Il en pleut pour le moment des affaires de violences familiales au tribunal correctionnel de Verviers, à tel point qu’il a fallu instaurer des audiences toutes entières consacrées à ce type de faits.
Celle qui concerne Mohamed (prénom d’emprunt) risque de lui valoir un an de prison ferme. Les faits qui lui sont reprochés ne sont pas tout récents, puisqu’ils remontent à décembre 2023. Mais il y a ses antécédents judiciaires, qui inscrivent pas moins de 6 condamnations, dont une déjà pour violences sur son épouse Yasmine (idem).
Un discours angélique
Ce jour-là, la police est appelée par une voisine de Yasmine, chez qui cette dernière s’est réfugiée après avoir subi des coups de la part de son mari.

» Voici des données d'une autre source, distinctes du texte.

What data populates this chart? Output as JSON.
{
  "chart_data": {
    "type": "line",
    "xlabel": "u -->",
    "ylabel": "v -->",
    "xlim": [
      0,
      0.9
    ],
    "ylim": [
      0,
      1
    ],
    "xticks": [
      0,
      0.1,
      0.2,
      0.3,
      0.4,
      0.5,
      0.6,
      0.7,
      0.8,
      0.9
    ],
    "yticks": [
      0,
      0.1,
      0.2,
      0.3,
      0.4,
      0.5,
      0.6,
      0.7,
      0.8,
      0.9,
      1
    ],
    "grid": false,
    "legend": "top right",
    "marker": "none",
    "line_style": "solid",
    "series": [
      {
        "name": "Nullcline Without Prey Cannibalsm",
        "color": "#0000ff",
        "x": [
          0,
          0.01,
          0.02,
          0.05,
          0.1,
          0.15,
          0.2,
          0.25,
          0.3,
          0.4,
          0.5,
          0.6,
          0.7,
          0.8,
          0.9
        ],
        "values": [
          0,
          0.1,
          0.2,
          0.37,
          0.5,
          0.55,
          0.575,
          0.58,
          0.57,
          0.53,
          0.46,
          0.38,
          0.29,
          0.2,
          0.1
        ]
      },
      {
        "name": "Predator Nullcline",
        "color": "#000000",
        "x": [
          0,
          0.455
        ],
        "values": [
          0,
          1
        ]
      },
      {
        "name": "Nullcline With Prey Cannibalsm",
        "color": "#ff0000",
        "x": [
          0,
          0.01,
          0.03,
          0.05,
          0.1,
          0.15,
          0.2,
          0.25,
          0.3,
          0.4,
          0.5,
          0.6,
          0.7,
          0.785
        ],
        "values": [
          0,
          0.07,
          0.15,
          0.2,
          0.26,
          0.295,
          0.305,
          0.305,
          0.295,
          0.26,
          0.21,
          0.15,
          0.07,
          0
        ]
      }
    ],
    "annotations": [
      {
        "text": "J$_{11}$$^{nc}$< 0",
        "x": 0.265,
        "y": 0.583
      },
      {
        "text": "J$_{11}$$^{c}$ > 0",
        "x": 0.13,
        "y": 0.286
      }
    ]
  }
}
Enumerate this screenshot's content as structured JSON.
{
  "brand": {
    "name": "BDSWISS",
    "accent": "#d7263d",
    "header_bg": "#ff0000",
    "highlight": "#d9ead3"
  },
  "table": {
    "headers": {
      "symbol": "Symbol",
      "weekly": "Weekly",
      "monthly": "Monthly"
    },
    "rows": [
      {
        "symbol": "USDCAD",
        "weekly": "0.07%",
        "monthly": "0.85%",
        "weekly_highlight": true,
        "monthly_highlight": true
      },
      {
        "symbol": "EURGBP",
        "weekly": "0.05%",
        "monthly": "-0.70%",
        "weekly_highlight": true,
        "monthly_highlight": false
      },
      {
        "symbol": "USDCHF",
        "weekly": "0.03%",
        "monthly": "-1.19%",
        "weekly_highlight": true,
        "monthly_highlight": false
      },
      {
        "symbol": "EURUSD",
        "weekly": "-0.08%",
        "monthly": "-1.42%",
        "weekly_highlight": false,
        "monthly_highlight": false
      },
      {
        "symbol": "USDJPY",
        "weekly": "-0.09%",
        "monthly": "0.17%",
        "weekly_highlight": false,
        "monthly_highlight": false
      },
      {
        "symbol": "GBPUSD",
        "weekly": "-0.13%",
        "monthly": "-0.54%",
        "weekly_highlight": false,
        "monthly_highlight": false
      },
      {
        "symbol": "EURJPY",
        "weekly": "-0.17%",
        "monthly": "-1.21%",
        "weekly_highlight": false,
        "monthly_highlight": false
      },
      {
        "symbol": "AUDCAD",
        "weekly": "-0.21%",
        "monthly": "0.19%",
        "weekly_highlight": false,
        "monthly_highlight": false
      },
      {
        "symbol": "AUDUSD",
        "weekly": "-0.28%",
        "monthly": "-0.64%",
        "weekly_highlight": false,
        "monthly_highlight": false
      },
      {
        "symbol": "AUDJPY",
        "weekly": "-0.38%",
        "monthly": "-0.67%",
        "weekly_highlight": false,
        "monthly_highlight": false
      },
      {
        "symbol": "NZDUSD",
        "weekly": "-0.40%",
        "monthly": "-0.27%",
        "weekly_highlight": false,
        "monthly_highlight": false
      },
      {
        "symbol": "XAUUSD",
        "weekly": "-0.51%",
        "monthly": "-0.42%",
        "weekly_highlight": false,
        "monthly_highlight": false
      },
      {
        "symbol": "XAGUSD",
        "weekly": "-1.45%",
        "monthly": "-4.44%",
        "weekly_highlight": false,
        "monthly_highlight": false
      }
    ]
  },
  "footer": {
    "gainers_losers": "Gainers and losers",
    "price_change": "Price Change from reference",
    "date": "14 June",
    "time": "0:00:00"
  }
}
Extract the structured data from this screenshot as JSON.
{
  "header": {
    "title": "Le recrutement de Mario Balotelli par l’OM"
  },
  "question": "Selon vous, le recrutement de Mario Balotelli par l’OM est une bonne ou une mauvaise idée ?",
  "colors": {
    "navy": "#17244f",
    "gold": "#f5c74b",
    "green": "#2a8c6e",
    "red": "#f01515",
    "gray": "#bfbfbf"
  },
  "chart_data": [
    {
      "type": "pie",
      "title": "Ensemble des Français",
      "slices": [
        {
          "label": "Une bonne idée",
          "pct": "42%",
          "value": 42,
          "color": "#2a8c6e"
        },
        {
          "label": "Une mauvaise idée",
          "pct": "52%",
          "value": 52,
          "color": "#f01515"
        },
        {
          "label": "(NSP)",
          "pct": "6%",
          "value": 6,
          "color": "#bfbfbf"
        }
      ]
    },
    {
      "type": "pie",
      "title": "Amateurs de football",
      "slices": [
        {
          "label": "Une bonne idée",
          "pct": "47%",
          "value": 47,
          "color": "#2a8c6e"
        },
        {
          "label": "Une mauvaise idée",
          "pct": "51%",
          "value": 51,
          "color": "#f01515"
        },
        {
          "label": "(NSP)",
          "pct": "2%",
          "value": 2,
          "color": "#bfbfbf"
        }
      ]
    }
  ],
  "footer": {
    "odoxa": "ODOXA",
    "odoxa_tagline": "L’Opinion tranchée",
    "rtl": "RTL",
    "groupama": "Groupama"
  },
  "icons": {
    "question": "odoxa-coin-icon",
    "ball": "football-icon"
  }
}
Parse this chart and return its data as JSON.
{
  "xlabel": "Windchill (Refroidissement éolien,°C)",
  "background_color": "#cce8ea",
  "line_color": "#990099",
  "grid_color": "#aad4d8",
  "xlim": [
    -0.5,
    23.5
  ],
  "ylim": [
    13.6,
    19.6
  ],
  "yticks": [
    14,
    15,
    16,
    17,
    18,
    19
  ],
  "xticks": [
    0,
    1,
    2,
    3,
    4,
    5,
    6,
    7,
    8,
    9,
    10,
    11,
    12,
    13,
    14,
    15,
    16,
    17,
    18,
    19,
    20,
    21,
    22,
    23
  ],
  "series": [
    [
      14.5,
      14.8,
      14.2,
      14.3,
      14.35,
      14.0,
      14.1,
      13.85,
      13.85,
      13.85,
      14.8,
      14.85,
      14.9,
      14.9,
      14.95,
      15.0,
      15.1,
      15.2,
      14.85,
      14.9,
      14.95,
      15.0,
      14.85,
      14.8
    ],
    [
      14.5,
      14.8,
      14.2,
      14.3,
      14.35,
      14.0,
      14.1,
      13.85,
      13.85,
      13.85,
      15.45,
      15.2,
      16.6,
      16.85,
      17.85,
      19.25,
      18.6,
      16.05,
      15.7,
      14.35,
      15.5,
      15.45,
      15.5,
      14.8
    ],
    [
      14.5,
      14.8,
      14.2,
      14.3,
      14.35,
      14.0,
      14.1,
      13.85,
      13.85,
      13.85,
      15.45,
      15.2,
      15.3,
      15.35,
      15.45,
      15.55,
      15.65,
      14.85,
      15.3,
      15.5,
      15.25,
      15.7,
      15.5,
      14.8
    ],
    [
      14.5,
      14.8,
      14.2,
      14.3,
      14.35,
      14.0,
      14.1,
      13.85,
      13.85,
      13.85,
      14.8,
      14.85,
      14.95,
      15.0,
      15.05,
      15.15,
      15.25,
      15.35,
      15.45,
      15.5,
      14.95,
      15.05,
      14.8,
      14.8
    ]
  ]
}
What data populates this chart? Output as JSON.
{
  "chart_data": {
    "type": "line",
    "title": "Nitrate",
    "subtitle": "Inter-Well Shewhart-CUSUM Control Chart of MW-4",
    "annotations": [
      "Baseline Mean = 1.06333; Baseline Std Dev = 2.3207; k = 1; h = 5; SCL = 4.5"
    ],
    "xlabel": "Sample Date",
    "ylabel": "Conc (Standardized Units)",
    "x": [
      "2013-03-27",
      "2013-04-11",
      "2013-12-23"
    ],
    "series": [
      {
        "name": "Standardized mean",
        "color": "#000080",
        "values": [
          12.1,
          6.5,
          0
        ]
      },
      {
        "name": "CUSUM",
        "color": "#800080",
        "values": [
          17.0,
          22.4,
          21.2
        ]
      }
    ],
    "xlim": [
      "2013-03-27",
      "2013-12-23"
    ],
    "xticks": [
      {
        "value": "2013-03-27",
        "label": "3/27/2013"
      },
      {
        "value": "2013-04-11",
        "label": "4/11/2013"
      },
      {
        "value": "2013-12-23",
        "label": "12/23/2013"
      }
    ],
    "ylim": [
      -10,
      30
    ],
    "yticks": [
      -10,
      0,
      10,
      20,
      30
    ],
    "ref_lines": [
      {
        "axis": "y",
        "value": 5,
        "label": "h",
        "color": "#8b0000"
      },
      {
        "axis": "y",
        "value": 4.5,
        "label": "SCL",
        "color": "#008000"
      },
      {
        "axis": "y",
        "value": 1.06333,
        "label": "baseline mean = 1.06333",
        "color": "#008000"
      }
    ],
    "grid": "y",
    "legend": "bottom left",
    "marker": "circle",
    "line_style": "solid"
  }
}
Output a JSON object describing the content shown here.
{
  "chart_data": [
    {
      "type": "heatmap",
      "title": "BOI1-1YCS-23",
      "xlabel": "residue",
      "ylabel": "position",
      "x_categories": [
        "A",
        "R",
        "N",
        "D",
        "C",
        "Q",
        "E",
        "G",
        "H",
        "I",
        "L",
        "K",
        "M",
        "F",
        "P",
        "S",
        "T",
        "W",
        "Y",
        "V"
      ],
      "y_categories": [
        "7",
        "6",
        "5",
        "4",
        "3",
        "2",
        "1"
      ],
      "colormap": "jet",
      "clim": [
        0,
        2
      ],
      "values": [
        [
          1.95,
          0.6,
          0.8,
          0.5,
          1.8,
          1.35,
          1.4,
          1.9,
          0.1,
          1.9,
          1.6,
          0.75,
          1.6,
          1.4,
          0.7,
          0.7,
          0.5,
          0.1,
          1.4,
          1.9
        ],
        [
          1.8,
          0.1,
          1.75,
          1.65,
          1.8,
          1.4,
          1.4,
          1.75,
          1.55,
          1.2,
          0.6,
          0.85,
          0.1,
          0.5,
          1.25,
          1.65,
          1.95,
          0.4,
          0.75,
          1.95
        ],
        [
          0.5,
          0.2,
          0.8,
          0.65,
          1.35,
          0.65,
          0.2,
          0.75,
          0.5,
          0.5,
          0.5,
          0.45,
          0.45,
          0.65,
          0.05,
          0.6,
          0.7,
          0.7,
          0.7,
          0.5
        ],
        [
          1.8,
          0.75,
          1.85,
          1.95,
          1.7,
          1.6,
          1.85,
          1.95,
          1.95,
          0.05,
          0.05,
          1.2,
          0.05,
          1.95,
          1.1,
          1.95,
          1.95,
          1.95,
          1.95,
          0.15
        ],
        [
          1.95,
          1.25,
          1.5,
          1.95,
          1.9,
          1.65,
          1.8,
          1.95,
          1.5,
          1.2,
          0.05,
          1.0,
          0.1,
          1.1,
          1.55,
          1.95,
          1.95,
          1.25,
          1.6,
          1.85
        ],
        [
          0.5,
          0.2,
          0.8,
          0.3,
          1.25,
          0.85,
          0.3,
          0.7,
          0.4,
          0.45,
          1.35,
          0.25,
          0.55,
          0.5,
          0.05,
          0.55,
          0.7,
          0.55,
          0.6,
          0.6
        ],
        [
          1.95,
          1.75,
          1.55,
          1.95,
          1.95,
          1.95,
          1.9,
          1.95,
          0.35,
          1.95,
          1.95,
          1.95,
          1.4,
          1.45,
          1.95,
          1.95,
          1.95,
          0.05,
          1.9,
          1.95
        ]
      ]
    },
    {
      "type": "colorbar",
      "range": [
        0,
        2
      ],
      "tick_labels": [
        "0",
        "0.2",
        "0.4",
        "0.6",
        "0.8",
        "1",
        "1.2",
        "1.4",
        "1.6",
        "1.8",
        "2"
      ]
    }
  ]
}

La police relève effectivement des traces de coups sur son corps et au cou. Poursuivi devant le tribunal, il a un discours de défense assez angélique : « Elle me menaçait tout le temps de m’envoyer en prison en évoquant mes antécédents si je ne faisais pas ce qu’elle voulait. Elle était agressive avec moi. Finalement, on avait convenu de se séparer et que c’est elle qui partirait de l’appartement. Moi, je vivais ma vie de célibataire. Ce jour-là, elle a voulu regarder les messages que je recevais, je l’ai simplement repoussée. En m’accusant, elle a eu finalement ce qu’elle voulait : l’appartement. C’est moi qui suis parti. »
Et les traces de coups relevées, alors ? « C’est possible » dit-il sans plus d’explication. Il y a aussi une voisine qui témoigne de l’emprise qu’il avait sur elle. « C’est une amie à elle. Et ce que disent les voisins qui m’enfoncent, c’est de la pure jalousie. Je suis gérant d’entreprise, pas un punchingball ».
Une relation explosive
Pas de quoi convaincre Mme Elodie Herman, ministère public, qui parle d’une relation explosive, en relevant ses 6 condamnations dont celle déjà en 2023 pour des coups sur Yasmine, et deux pour ivresse au volant, ce qui semble indiquer un problème d’alcool. Elle réclame un an de prison.
Mais pour Me Uerlings, son avocat, il peut y avoir doute sur la réalité des faits reprochés. Ce n’est qu’à sa deuxième audition qu’elle parle de violences en reconnaissant qu’elle était ivre. Elle est du genre colérique, et selon Mohamed, c’est elle qui l’aurait saisie par les testicules. Et c’est lui qui a débranché la prise de cette relation chaotique. Il demande donc son acquittement au bénéfice du doute. Jugement en février.